Le « temps de travail usuel » n’a cessé de diminuer au cours du siècle dernier. Alors qu’il y a cent ans, les Suisses devaient travailler bien plus de 50 heures par semaine, la durée moyenne du travail a atteint 42 heures en 1993 et s’est stabilisée à 41,7 heures depuis 2003. On pourrait donc penser qu’un peu plus ne ferait pas de mal.
Travaillons-nous vraiment moins ?
Le renversement de tendance vers plus de travail a déjà eu lieu depuis longtemps : Sous la pression des prestataires de services financiers, le conseiller fédéral Schneider-Ammann a décrété début 2016 que les employés, s’ils ont un revenu annuel brut, bonus compris, d’au moins 120 000 francs et qu’ils peuvent décider eux-mêmes dans une large mesure de leur emploi du temps (et si l’entreprise est soumise à une convention collective de travail), « ne doivent plus enregistrer leur temps de travail ». Cela signifie, dans la plupart des cas, ne plus pouvoir enregistrer – et donc devoir travailler « jusqu’à ce que ce soit fini ». Mais fini est rarement le cas, car tant qu’il n’y a pas de barrières, on peut sans problème attribuer encore plus de tâches aux employés. Des centaines de milliers de personnes en Suisse travaillaient déjà plus longtemps que « l’usage dans l’entreprise », mais il y en a désormais encore plus.
Toujours plus dense, toujours plus rapide
A cela s’ajoute l’augmentation massive de l’intensité du travail : au cours des dernières décennies, le travail s’est fortement intensifié. Les temps morts n’existent presque plus. De plus en plus de personnes ne travaillent plus qu’en « mode urgence ». L’urgence a pris le dessus. Des personnes âgées m’ont déjà avoué à plusieurs reprises qu’elles étaient heureuses de ne plus travailler. Autrefois, ils travaillaient certes plus d’heures, mais de manière régulière et « une chose à la fois ». Aujourd’hui, tout le monde ne fait que « s’accrocher ».

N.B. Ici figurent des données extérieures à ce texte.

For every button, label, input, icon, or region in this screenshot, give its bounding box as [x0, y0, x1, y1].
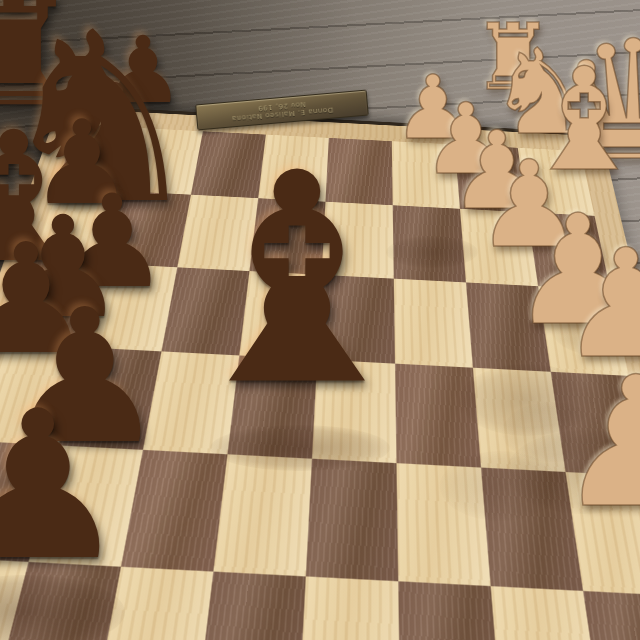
square-r1c8: [518, 148, 595, 216]
square-r3c8: [538, 286, 628, 376]
square-r1c6: [392, 141, 460, 209]
square-r4c5: [312, 360, 397, 464]
square-r4c6: [395, 364, 481, 468]
square-r4c8: [551, 372, 640, 477]
square-r2c8: [527, 212, 610, 290]
chess-board: [0, 108, 640, 640]
square-r3c7: [466, 282, 551, 371]
black-pawn: ♟: [102, 25, 184, 117]
square-r1c5: [325, 138, 392, 205]
square-r2c6: [393, 205, 466, 282]
square-r3c3: [161, 267, 249, 355]
square-r5c5: [306, 459, 398, 582]
square-r2c7: [460, 209, 538, 286]
square-r1c3: [191, 131, 266, 198]
board-tilt-wrapper: [18, 108, 601, 640]
square-r3c4: [239, 271, 321, 359]
square-r1c4: [258, 135, 329, 202]
square-r2c4: [249, 198, 325, 275]
square-r2c3: [177, 195, 258, 271]
square-r6c8: [583, 591, 640, 640]
square-r5c4: [213, 454, 312, 576]
square-r6c4: [196, 572, 305, 640]
square-r4c3: [143, 351, 239, 454]
square-r6c5: [298, 576, 400, 640]
square-r1c7: [455, 145, 527, 213]
white-rook: ♜: [472, 12, 554, 104]
square-r3c5: [317, 275, 395, 364]
chess-photo-scene: Donna E. Maliseo Nationa Nov 26, 199 ♜♞♟…: [0, 0, 640, 640]
square-r2c5: [322, 202, 394, 279]
board-grid: [0, 125, 640, 640]
square-r4c4: [227, 355, 317, 458]
square-r6c6: [398, 581, 502, 640]
square-r5c6: [397, 463, 491, 586]
square-r3c6: [394, 279, 473, 368]
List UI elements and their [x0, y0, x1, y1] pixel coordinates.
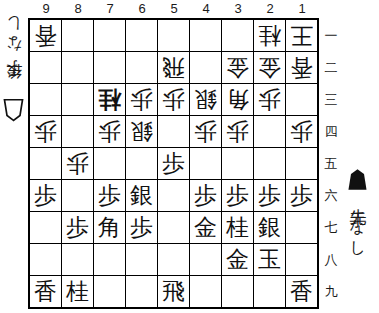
square-7-1[interactable]: [94, 20, 125, 51]
shogi-board: 香桂王飛金金香桂歩歩銀角歩歩歩銀歩歩歩歩歩歩歩銀歩歩歩歩歩角歩金桂銀金玉香桂飛香: [28, 18, 319, 309]
rank-label: 二: [323, 52, 339, 84]
square-4-9[interactable]: [190, 276, 221, 307]
piece-sente-歩[interactable]: 歩: [158, 148, 189, 179]
square-4-3[interactable]: 銀: [190, 84, 221, 115]
piece-gote-飛[interactable]: 飛: [158, 52, 189, 83]
piece-sente-桂[interactable]: 桂: [222, 212, 253, 243]
piece-gote-銀[interactable]: 銀: [190, 84, 221, 115]
square-3-9[interactable]: [222, 276, 253, 307]
square-3-6[interactable]: 歩: [222, 180, 253, 211]
gote-hand: 後手 なし: [2, 20, 26, 123]
square-3-3[interactable]: 角: [222, 84, 253, 115]
rank-label: 一: [323, 20, 339, 52]
square-6-5[interactable]: [126, 148, 157, 179]
file-label: 7: [94, 1, 126, 17]
square-8-1[interactable]: [62, 20, 93, 51]
rank-label: 三: [323, 84, 339, 116]
square-9-2[interactable]: [30, 52, 61, 83]
square-4-4[interactable]: 歩: [190, 116, 221, 147]
piece-gote-歩[interactable]: 歩: [94, 116, 125, 147]
piece-sente-角[interactable]: 角: [94, 212, 125, 243]
piece-gote-歩[interactable]: 歩: [30, 116, 61, 147]
square-6-1[interactable]: [126, 20, 157, 51]
sente-hand-value: なし: [346, 208, 370, 251]
piece-gote-金[interactable]: 金: [222, 52, 253, 83]
square-3-1[interactable]: [222, 20, 253, 51]
square-2-8[interactable]: 玉: [254, 244, 285, 275]
square-5-3[interactable]: 歩: [158, 84, 189, 115]
square-1-2[interactable]: 香: [286, 52, 317, 83]
square-1-6[interactable]: 歩: [286, 180, 317, 211]
square-4-1[interactable]: [190, 20, 221, 51]
square-7-6[interactable]: 歩: [94, 180, 125, 211]
file-label: 9: [30, 1, 62, 17]
square-5-9[interactable]: 飛: [158, 276, 189, 307]
square-2-3[interactable]: 歩: [254, 84, 285, 115]
piece-sente-歩[interactable]: 歩: [62, 212, 93, 243]
piece-gote-歩[interactable]: 歩: [254, 84, 285, 115]
rank-label: 八: [323, 244, 339, 276]
square-6-6[interactable]: 銀: [126, 180, 157, 211]
square-4-2[interactable]: [190, 52, 221, 83]
piece-sente-歩[interactable]: 歩: [286, 180, 317, 211]
rank-labels: 一二三四五六七八九: [323, 20, 339, 308]
square-6-8[interactable]: [126, 244, 157, 275]
file-label: 8: [62, 1, 94, 17]
sente-label: 先手: [346, 195, 370, 201]
piece-gote-歩[interactable]: 歩: [158, 84, 189, 115]
piece-gote-歩[interactable]: 歩: [286, 116, 317, 147]
file-label: 3: [222, 1, 254, 17]
piece-sente-金[interactable]: 金: [190, 212, 221, 243]
square-6-4[interactable]: 銀: [126, 116, 157, 147]
square-9-8[interactable]: [30, 244, 61, 275]
square-1-8[interactable]: [286, 244, 317, 275]
square-5-4[interactable]: [158, 116, 189, 147]
square-5-7[interactable]: [158, 212, 189, 243]
piece-sente-銀[interactable]: 銀: [254, 212, 285, 243]
square-3-4[interactable]: 歩: [222, 116, 253, 147]
square-8-5[interactable]: 歩: [62, 148, 93, 179]
square-1-1[interactable]: 王: [286, 20, 317, 51]
piece-gote-香[interactable]: 香: [286, 52, 317, 83]
piece-gote-角[interactable]: 角: [222, 84, 253, 115]
square-4-8[interactable]: [190, 244, 221, 275]
square-8-6[interactable]: [62, 180, 93, 211]
sente-piece-icon: [347, 167, 368, 192]
square-3-8[interactable]: 金: [222, 244, 253, 275]
file-label: 5: [158, 1, 190, 17]
square-4-5[interactable]: [190, 148, 221, 179]
square-6-7[interactable]: 歩: [126, 212, 157, 243]
square-1-9[interactable]: 香: [286, 276, 317, 307]
piece-sente-銀[interactable]: 銀: [126, 180, 157, 211]
piece-gote-桂[interactable]: 桂: [254, 20, 285, 51]
piece-sente-金[interactable]: 金: [222, 244, 253, 275]
rank-label: 七: [323, 212, 339, 244]
piece-sente-歩[interactable]: 歩: [30, 180, 61, 211]
piece-gote-歩[interactable]: 歩: [222, 116, 253, 147]
piece-gote-金[interactable]: 金: [254, 52, 285, 83]
piece-gote-歩[interactable]: 歩: [190, 116, 221, 147]
piece-sente-歩[interactable]: 歩: [126, 212, 157, 243]
rank-label: 五: [323, 148, 339, 180]
square-8-7[interactable]: 歩: [62, 212, 93, 243]
sente-hand: 先手 なし: [344, 167, 371, 251]
piece-gote-歩[interactable]: 歩: [126, 84, 157, 115]
square-8-9[interactable]: 桂: [62, 276, 93, 307]
square-8-8[interactable]: [62, 244, 93, 275]
square-5-5[interactable]: 歩: [158, 148, 189, 179]
piece-sente-歩[interactable]: 歩: [190, 180, 221, 211]
square-1-5[interactable]: [286, 148, 317, 179]
square-7-7[interactable]: 角: [94, 212, 125, 243]
square-7-2[interactable]: [94, 52, 125, 83]
piece-sente-歩[interactable]: 歩: [94, 180, 125, 211]
square-9-5[interactable]: [30, 148, 61, 179]
piece-sente-玉[interactable]: 玉: [254, 244, 285, 275]
piece-sente-歩[interactable]: 歩: [222, 180, 253, 211]
square-9-3[interactable]: [30, 84, 61, 115]
square-2-4[interactable]: [254, 116, 285, 147]
square-8-4[interactable]: [62, 116, 93, 147]
piece-sente-飛[interactable]: 飛: [158, 276, 189, 307]
square-9-9[interactable]: 香: [30, 276, 61, 307]
square-2-2[interactable]: 金: [254, 52, 285, 83]
square-5-6[interactable]: [158, 180, 189, 211]
file-label: 2: [254, 1, 286, 17]
square-3-2[interactable]: 金: [222, 52, 253, 83]
file-label: 1: [286, 1, 318, 17]
square-2-1[interactable]: 桂: [254, 20, 285, 51]
square-5-8[interactable]: [158, 244, 189, 275]
square-8-2[interactable]: [62, 52, 93, 83]
piece-sente-歩[interactable]: 歩: [254, 180, 285, 211]
square-4-6[interactable]: 歩: [190, 180, 221, 211]
square-2-7[interactable]: 銀: [254, 212, 285, 243]
square-7-5[interactable]: [94, 148, 125, 179]
square-7-9[interactable]: [94, 276, 125, 307]
file-label: 4: [190, 1, 222, 17]
gote-label: 後手: [2, 87, 26, 93]
gote-hand-value: なし: [2, 20, 26, 63]
piece-gote-銀[interactable]: 銀: [126, 116, 157, 147]
file-label: 6: [126, 1, 158, 17]
square-9-1[interactable]: 香: [30, 20, 61, 51]
piece-gote-桂[interactable]: 桂: [94, 84, 125, 115]
square-8-3[interactable]: [62, 84, 93, 115]
square-3-7[interactable]: 桂: [222, 212, 253, 243]
square-4-7[interactable]: 金: [190, 212, 221, 243]
rank-label: 六: [323, 180, 339, 212]
piece-sente-桂[interactable]: 桂: [62, 276, 93, 307]
piece-sente-香[interactable]: 香: [286, 276, 317, 307]
piece-gote-香[interactable]: 香: [30, 20, 61, 51]
piece-gote-王[interactable]: 王: [286, 20, 317, 51]
square-9-7[interactable]: [30, 212, 61, 243]
piece-sente-香[interactable]: 香: [30, 276, 61, 307]
square-7-3[interactable]: 桂: [94, 84, 125, 115]
square-5-1[interactable]: [158, 20, 189, 51]
square-1-3[interactable]: [286, 84, 317, 115]
file-labels: 987654321: [30, 1, 318, 17]
square-6-2[interactable]: [126, 52, 157, 83]
rank-label: 九: [323, 276, 339, 308]
gote-piece-icon: [4, 98, 25, 123]
rank-label: 四: [323, 116, 339, 148]
square-9-6[interactable]: 歩: [30, 180, 61, 211]
square-3-5[interactable]: [222, 148, 253, 179]
square-2-5[interactable]: [254, 148, 285, 179]
square-6-9[interactable]: [126, 276, 157, 307]
square-7-8[interactable]: [94, 244, 125, 275]
square-1-4[interactable]: 歩: [286, 116, 317, 147]
piece-gote-歩[interactable]: 歩: [62, 148, 93, 179]
square-5-2[interactable]: 飛: [158, 52, 189, 83]
square-9-4[interactable]: 歩: [30, 116, 61, 147]
square-2-6[interactable]: 歩: [254, 180, 285, 211]
square-2-9[interactable]: [254, 276, 285, 307]
square-6-3[interactable]: 歩: [126, 84, 157, 115]
square-7-4[interactable]: 歩: [94, 116, 125, 147]
square-1-7[interactable]: [286, 212, 317, 243]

Ce stress permanent n’est pas dû au hasard : afin d’optimiser le retour sur investissement (ROI) – le rendement du capital – pour les actionnaires, les entreprises cotées en bourse suppriment régulièrement des postes. Elles veulent alors répartir le travail entre les employés restants. Si un retour sur investissement de 5 pour cent était bon auparavant, il doit être de 30 pour cent aujourd’hui. Nous nous sommes habitués à cela et à ses conséquences et trouvons cela tout simplement normal. Mais dans une situation de concurrence, cette pression « d’en haut » contraint également de nombreuses autres entreprises à la même « réduction des coûts », comme Migros qui, en l’espace de deux décennies, a divisé par deux le nombre d’employés par surface de magasin.
Les baisses d’impôts mènent à une spirale
Peut-être aussi sous l’impression que nous travaillons dur et que « l’État » ne doit pas « tout nous prendre », nous avons régulièrement approuvé de nouvelles baisses d’impôts dans les cantons, avec pour conséquence que des postes ont ensuite été supprimés dans les écoles et les hôpitaux, de sorte que le stress dans ces domaines est devenu insupportable. Les classes plus grandes rendent le travail des enseignants encore plus difficile. Aujourd’hui, de moins en moins de jeunes gens bien formés veulent faire ce travail, il y a désormais une pénurie d’enseignants dans certaines disciplines, ce qui entraîne à son tour des classes plus grandes. Et dans les hôpitaux, on parle depuis longtemps de pénurie de personnel soignant. Aucune autre branche ne compte autant d’abandons : selon l’Association suisse des infirmières et infirmiers (ASI), 46 pour cent quittent leur profession, un tiers avant l’âge de 35 ans. Souvent parce qu’ils sont épuisés.
Poussés à l’épuisement
La conséquence de tout cela est un nombre croissant de burn-out, mais qui ne dérange pour l’instant que les réassureurs. Entre 2012 et 2020, les incapacités de travail pour raisons psychiques ont augmenté de 70%. Le Job Stress Index montre une augmentation constante du nombre de personnes travaillant dans des conditions critiques jusqu’en 2020. Environ 30 pour cent des personnes sont aujourd’hui plutôt ou très épuisées sur le plan émotionnel. Les restructurations et les changements permanents y contribuent également.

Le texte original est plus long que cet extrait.